Carson and Morgan carry a great deal of responsibility compared to other children their age, and when their families heard of the Winneshiek Medical Center Foundation’s program to send two kids with diabetes to a special camp, they each sent in an application.
“The Winneshiek Medical Center Foundation offers camperships for area youth between ages 6-17 to attend Camp Hertko Hollow, an Iowa camp for children and youth with diabetes,” says Holly Kanengieter, coordinator of the WMC Foundation. “The campership program is offered thanks to donations from the community dedicated to supporting local diabetes prevention and education – with special thanks to the Calmar Corvette Club,” she adds.
Camp Hertko Hollow was founded in 1968 with 37 campers by Dr.
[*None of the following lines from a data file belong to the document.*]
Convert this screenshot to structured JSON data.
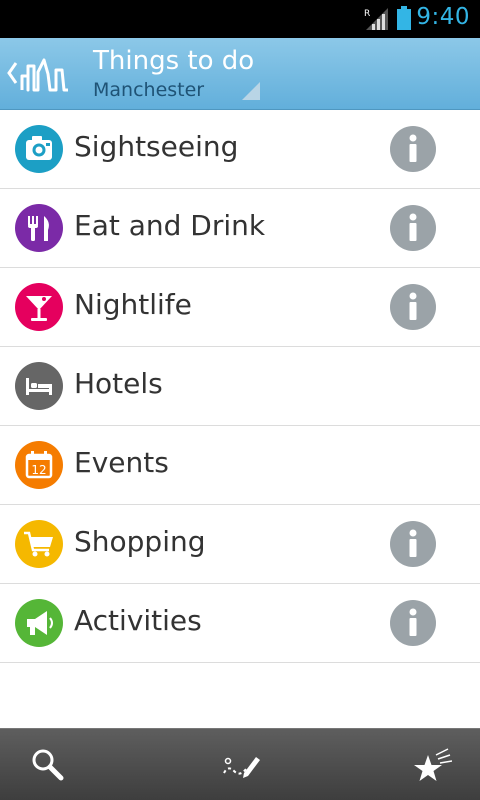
{
  "status_bar": {
    "time": "9:40",
    "roaming_indicator": "R",
    "icons": [
      "signal-icon",
      "battery-icon"
    ],
    "time_color": "#33b5e5"
  },
  "action_bar": {
    "title": "Things to do",
    "subtitle": "Manchester",
    "icons": [
      "back-chevron-icon",
      "city-skyline-icon",
      "spinner-corner-icon"
    ]
  },
  "categories": [
    {
      "label": "Sightseeing",
      "icon": "camera-icon",
      "color": "#1c9fc5",
      "has_info": true
    },
    {
      "label": "Eat and Drink",
      "icon": "fork-knife-icon",
      "color": "#7b2aa7",
      "has_info": true
    },
    {
      "label": "Nightlife",
      "icon": "cocktail-icon",
      "color": "#e5005e",
      "has_info": true
    },
    {
      "label": "Hotels",
      "icon": "bed-icon",
      "color": "#666666",
      "has_info": false
    },
    {
      "label": "Events",
      "icon": "calendar-icon",
      "color": "#f57c00",
      "has_info": false
    },
    {
      "label": "Shopping",
      "icon": "shopping-cart-icon",
      "color": "#f5b800",
      "has_info": true
    },
    {
      "label": "Activities",
      "icon": "megaphone-icon",
      "color": "#55b637",
      "has_info": true
    }
  ],
  "events_calendar_number": "12",
  "info_icon": "info-icon",
  "bottom_bar": {
    "icons": [
      "search-icon",
      "route-pencil-icon",
      "stars-icon"
    ]
  }
}
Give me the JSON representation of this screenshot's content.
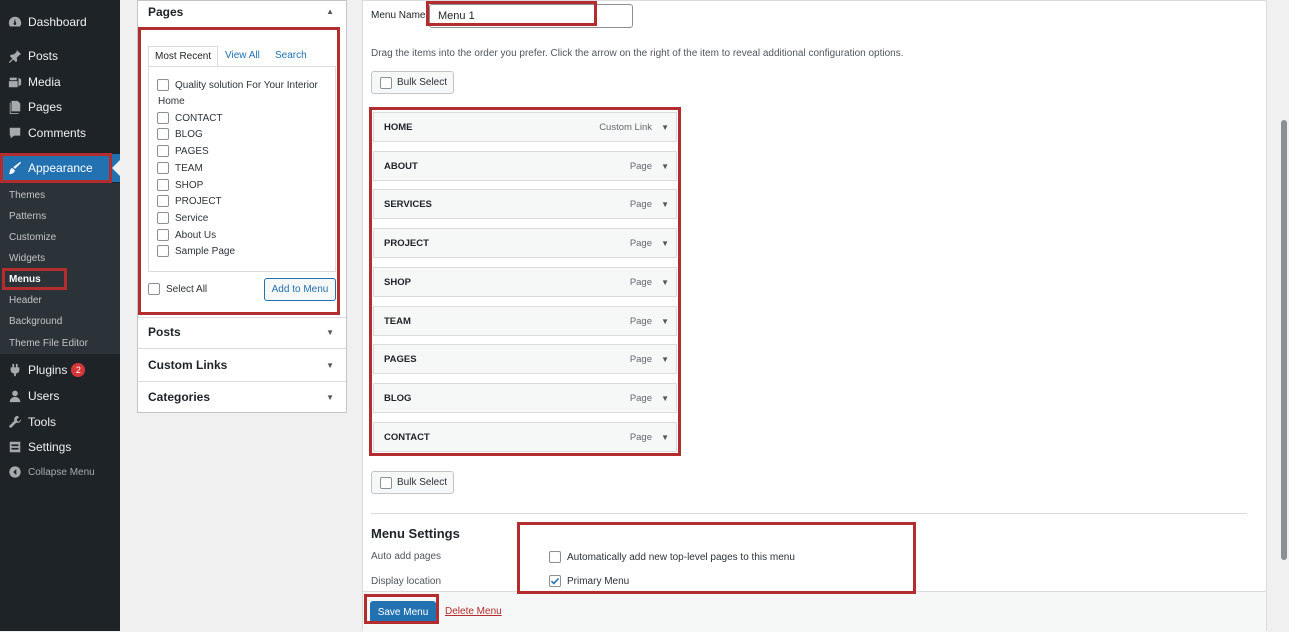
{
  "sidebar": {
    "items": [
      {
        "label": "Dashboard",
        "icon": "dashboard-icon"
      },
      {
        "label": "Posts",
        "icon": "pin-icon"
      },
      {
        "label": "Media",
        "icon": "media-icon"
      },
      {
        "label": "Pages",
        "icon": "pages-icon"
      },
      {
        "label": "Comments",
        "icon": "comments-icon"
      },
      {
        "label": "Appearance",
        "icon": "brush-icon"
      },
      {
        "label": "Plugins",
        "icon": "plugin-icon",
        "badge": "2"
      },
      {
        "label": "Users",
        "icon": "user-icon"
      },
      {
        "label": "Tools",
        "icon": "wrench-icon"
      },
      {
        "label": "Settings",
        "icon": "settings-icon"
      }
    ],
    "submenu": [
      "Themes",
      "Patterns",
      "Customize",
      "Widgets",
      "Menus",
      "Header",
      "Background",
      "Theme File Editor"
    ],
    "collapse_label": "Collapse Menu"
  },
  "accordion": {
    "pages_title": "Pages",
    "tabs": [
      "Most Recent",
      "View All",
      "Search"
    ],
    "pages": [
      "Quality solution For Your Interior",
      "Home",
      "CONTACT",
      "BLOG",
      "PAGES",
      "TEAM",
      "SHOP",
      "PROJECT",
      "Service",
      "About Us",
      "Sample Page"
    ],
    "select_all": "Select All",
    "add_to_menu": "Add to Menu",
    "sections": [
      "Posts",
      "Custom Links",
      "Categories"
    ]
  },
  "main": {
    "menu_name_label": "Menu Name",
    "menu_name_value": "Menu 1",
    "instructions": "Drag the items into the order you prefer. Click the arrow on the right of the item to reveal additional configuration options.",
    "bulk_select": "Bulk Select",
    "menu_items": [
      {
        "title": "HOME",
        "type": "Custom Link"
      },
      {
        "title": "ABOUT",
        "type": "Page"
      },
      {
        "title": "SERVICES",
        "type": "Page"
      },
      {
        "title": "PROJECT",
        "type": "Page"
      },
      {
        "title": "SHOP",
        "type": "Page"
      },
      {
        "title": "TEAM",
        "type": "Page"
      },
      {
        "title": "PAGES",
        "type": "Page"
      },
      {
        "title": "BLOG",
        "type": "Page"
      },
      {
        "title": "CONTACT",
        "type": "Page"
      }
    ],
    "settings_title": "Menu Settings",
    "auto_add_label": "Auto add pages",
    "auto_add_option": "Automatically add new top-level pages to this menu",
    "display_location_label": "Display location",
    "primary_menu_option": "Primary Menu",
    "save_button": "Save Menu",
    "delete_link": "Delete Menu"
  },
  "colors": {
    "accent": "#2271b1",
    "sidebar": "#1d2327",
    "annotation": "#b32d2e"
  }
}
Edward Hertko of Des Moines. The camp has grown to over 360 campers and 120 staff volunteers each summer. Jean Irvin, RN, BSN, and certified diabetes educator at Winneshiek Medical Center, says, “The week-long camp provides youth the opportunity to interact with and befriend other kids with diabetes – relationships that encourage social and emotional growth –while learning more about their disease. Kids can participate in traditional camp activities with others just like them.”
Carson and Morgan experienced all that camp had to offer. While at camp, they got to ride horses, learn archery, swim, play games, and more with other kids with diabetes. Carson says with a mischievous smile, “We played pranks on the other kids… that was really fun.”
The camp is staffed by physicians, nurses, diabetes educators, registered dietitians, and students of these professions, making it a safe and healthy environment for each camper. Irvin says, “Early education on how to manage diabetes greatly increases the likelihood these youth will make a life-time commitment to healthy diabetes care. Kids that go to camp will gain the tools to better manage their disease through adulthood.”
Morgan says, “It was fun because we were with kids just like us. I hope I get to go to camp again next year!”